川崎市は8日、2016年度の当初予算案を発表した。一般会計は過去最大の6390億円、特別会計と企業会計をあわせた総額で1兆3880億2599万円となった。
歳入の根幹である市税は、納税者数の増加を背景に3015億円を見込み、初めて3千億円を超える。一方で建設事業などの財源を調達するための借金である市債は対前年度で76億円増の592億円となった。
一般会計の歳出のおよそ5割が人件費や生活保護費、児童手当といった扶助費などの義務的経費で財政の硬直が続く。中でも扶助費は対前年度で98億円増の1680億円と当初予算の4分の1以上を占める。

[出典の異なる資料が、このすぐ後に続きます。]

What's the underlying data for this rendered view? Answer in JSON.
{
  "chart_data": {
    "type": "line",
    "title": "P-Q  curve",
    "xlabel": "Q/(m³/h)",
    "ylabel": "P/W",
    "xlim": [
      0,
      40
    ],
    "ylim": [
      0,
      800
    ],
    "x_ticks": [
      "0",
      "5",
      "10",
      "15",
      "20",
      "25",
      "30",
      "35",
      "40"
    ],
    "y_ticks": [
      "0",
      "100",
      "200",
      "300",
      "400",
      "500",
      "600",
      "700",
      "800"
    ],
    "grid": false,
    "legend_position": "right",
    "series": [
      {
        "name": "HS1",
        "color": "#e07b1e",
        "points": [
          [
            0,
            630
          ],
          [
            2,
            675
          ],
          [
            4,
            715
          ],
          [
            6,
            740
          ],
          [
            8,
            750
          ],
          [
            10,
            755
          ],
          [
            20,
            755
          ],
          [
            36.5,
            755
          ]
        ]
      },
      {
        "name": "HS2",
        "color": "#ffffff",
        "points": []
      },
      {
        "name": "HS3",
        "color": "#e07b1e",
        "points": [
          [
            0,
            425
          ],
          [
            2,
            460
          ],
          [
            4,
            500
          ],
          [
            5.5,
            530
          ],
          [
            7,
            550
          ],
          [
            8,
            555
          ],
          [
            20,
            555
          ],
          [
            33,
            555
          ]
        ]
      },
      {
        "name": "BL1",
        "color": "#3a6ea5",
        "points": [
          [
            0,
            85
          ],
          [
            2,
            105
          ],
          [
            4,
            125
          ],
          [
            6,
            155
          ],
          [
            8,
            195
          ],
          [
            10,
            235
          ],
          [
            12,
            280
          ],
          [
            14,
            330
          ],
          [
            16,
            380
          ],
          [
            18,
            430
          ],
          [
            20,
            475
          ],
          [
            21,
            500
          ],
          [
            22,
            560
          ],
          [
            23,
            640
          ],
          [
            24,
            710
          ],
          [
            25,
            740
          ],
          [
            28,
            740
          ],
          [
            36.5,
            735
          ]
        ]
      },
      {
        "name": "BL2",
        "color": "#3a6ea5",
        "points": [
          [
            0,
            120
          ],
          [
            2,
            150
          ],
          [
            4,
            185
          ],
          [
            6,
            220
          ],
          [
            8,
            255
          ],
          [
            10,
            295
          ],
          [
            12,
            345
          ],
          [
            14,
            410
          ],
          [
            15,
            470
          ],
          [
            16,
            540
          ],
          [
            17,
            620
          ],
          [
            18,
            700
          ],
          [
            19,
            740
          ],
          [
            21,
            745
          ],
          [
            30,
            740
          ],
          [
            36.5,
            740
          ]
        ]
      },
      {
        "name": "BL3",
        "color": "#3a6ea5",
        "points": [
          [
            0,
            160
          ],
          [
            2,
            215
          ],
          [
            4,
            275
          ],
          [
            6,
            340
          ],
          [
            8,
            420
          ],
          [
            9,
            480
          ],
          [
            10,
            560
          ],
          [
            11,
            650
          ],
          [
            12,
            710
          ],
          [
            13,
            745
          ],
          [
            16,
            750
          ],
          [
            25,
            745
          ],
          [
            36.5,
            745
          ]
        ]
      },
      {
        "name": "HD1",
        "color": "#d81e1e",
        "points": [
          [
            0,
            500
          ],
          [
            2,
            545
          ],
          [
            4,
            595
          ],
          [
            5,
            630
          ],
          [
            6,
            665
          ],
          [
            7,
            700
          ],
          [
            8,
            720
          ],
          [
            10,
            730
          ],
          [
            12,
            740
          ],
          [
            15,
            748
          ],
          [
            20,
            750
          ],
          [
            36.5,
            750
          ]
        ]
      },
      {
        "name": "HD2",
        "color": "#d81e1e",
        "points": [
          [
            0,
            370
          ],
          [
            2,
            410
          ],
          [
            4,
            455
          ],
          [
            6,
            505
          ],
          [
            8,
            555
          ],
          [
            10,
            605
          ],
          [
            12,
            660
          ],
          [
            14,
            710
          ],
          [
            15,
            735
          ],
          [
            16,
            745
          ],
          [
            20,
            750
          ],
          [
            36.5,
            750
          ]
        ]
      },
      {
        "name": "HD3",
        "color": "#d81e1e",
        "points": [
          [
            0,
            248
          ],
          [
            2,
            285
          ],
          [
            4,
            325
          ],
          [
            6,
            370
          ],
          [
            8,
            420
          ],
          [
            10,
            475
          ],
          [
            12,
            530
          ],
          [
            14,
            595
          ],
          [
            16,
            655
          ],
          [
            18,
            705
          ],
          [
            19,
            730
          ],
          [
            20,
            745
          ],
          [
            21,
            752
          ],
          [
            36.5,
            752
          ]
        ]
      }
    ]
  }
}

事業別でみると、子育て関連では、待機児童解消の継続に約464億円を計上。認可保育所の受け入れ枠の拡大を図るほか、病児・病後児保育施設を増設する。さらに、慢性的に不足する保育士を確保するため、300人分の家賃補助を新規事業として行う。ほか、小児医療費の助成対象を小学校3年生まで拡充させるための費用として約40億円、中学校完全給食の推進費用には約8億4千万円を充てる。
超高齢社会に対応する費用として約57億円を計上した。各区で地域包括ケアシステムの強化を図るほか、介護予防・日常生活支援総合事業を新たに実施する。また、特養ホームの整備などに取り組む。
貧困対策では生活保護受給世帯の子ども学習対策支援対象を中学校3年生から中学校1、2年生までに拡充させることや生活保護者への就労準備支援に約2億5千万円を充てたほか、簡易宿泊所に居住する生活保護受給者に賃貸住宅への転居支援などにも取り組む。
治安維持では防犯カメラの設置支援や路上喫煙、客引き行為の防止の対策などに約7億4千万円を計上。
また、2020年の東京オリンピック・パラリンピックに向けた取り組みを強化するほか、市役所本庁舎の建て替えや渋滞対策のための交差点改良費の拡充、臨海部を活性化させるためのPR推進予算も増額した。
予算案は15日から始まる市議会に提案される。